If you, like many of us, spend most of your waking hours staring at screens—shuttling between work email, TikTok, YouTube, and group chats—you’ve probably wondered, at least half-jokingly, whether you’re “addicted” to your phone.
It’s a reasonable question, a Los Angeles jury just decided. In a closely watched landmark case, the court found in favor of a 20-year-old plaintiff known as KGM, who sued Meta and Google, alleging that design features like infinite scroll, filters, and autoplay on Instagram, Facebook, and YouTube kept her online as much as 16 hours a day and helped fuel her depression, anxiety, body dysmorphia, and self-harm. (TikTok and Snap settled in the same case earlier this year.) The verdict could open the door to thousands of similar lawsuits—and even end up limiting how far Big Tech can go in competing for our attention.
The legal challenges, alongside a growing body of brain research and concerns raised by health organizations, are adding urgency to a question much discussed in academia and over dinner tables: Is “tech addiction” real? And if so, what does that mean for the business model that powers the world’s most valuable companies?

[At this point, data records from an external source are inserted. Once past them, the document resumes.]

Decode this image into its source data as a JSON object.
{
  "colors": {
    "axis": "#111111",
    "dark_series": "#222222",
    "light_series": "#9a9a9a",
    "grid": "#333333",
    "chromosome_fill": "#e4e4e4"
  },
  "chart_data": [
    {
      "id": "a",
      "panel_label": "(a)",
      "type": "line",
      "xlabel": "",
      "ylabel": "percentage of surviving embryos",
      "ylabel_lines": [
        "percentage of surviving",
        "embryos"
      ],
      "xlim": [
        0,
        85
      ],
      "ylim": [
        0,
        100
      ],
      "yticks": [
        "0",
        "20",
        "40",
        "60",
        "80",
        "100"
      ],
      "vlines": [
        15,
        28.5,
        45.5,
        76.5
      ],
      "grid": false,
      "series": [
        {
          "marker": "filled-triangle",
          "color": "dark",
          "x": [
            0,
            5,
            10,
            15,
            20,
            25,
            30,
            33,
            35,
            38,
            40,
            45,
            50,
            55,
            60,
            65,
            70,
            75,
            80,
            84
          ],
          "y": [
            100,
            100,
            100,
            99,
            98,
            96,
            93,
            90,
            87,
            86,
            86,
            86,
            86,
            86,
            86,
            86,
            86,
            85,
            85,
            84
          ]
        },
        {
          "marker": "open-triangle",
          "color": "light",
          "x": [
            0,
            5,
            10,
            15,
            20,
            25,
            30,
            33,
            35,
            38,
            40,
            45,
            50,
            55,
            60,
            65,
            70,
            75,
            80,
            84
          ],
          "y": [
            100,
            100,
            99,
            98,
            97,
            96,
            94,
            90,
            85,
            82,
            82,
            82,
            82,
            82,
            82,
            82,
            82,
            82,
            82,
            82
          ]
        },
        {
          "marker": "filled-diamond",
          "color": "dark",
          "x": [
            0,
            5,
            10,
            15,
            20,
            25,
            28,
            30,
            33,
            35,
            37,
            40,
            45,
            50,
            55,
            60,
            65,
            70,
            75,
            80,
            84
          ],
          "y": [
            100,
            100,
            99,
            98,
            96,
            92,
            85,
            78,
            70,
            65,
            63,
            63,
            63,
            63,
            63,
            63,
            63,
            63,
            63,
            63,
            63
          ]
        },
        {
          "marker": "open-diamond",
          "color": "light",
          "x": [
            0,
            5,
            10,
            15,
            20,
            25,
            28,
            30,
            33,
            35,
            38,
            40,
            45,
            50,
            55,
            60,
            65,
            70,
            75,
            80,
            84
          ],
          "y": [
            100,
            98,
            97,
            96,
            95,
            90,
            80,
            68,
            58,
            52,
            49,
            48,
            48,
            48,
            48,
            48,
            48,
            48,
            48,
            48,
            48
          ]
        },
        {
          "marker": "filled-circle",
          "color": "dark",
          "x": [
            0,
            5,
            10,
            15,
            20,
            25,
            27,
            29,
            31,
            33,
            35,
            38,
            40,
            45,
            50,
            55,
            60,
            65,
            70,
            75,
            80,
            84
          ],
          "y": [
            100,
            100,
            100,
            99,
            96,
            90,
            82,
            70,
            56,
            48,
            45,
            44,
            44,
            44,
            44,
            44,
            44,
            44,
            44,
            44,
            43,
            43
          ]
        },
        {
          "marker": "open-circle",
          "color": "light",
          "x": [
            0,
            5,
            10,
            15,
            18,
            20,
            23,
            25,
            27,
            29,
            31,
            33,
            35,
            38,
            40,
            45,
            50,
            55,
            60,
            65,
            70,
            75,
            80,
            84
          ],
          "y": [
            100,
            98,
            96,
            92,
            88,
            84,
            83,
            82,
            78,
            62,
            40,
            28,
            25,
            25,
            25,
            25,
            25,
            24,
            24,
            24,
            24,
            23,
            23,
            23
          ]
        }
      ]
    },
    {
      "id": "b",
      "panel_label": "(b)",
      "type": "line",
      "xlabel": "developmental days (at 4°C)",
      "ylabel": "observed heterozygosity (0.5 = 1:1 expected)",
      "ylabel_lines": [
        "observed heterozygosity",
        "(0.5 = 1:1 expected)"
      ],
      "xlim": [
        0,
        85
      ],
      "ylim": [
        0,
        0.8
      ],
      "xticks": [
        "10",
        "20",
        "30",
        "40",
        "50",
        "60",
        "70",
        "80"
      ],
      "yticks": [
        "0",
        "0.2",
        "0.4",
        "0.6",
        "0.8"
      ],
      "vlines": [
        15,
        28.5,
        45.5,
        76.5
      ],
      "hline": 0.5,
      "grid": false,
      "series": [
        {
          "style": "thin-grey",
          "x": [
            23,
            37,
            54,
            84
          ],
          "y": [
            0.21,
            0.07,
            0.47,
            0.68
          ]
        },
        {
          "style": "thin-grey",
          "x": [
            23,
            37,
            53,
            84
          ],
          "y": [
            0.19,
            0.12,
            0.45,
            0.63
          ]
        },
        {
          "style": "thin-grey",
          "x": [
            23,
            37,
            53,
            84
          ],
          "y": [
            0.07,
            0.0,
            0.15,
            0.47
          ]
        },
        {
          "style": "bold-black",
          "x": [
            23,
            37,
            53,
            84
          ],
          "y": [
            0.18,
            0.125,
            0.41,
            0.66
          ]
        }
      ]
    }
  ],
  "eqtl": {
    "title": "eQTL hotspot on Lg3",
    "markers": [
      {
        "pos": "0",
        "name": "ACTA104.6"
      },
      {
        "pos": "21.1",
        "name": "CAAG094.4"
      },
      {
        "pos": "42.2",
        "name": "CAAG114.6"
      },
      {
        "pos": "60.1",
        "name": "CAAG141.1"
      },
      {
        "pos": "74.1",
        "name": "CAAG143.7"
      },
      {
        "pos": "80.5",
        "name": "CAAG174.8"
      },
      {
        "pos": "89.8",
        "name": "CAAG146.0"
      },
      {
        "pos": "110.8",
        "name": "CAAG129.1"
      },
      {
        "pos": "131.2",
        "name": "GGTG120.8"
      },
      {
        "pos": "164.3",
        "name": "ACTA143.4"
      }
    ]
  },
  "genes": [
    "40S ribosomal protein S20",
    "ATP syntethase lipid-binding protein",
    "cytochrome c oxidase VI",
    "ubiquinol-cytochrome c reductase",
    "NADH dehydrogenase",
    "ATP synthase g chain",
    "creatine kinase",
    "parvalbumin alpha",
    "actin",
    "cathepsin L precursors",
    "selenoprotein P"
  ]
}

The answer is not simple. At one end of the spectrum is the kind of “addiction” most of us joke about: checking email before we’re out of bed; scrolling TikTok in the checkout line; refreshing Instagram when we’re bored. At the other end is a far smaller group: people like the plaintiff in the lawsuit and Sarah Hill, a young woman Fortune met at a residential treatment center for digital overuse outside of Seattle. Hill’s compulsive use of an AI chatbot app, Character AI, became so all-consuming she flunked out of college and ended up at reSTART, one of only a few such centers, in the U.S. or elsewhere.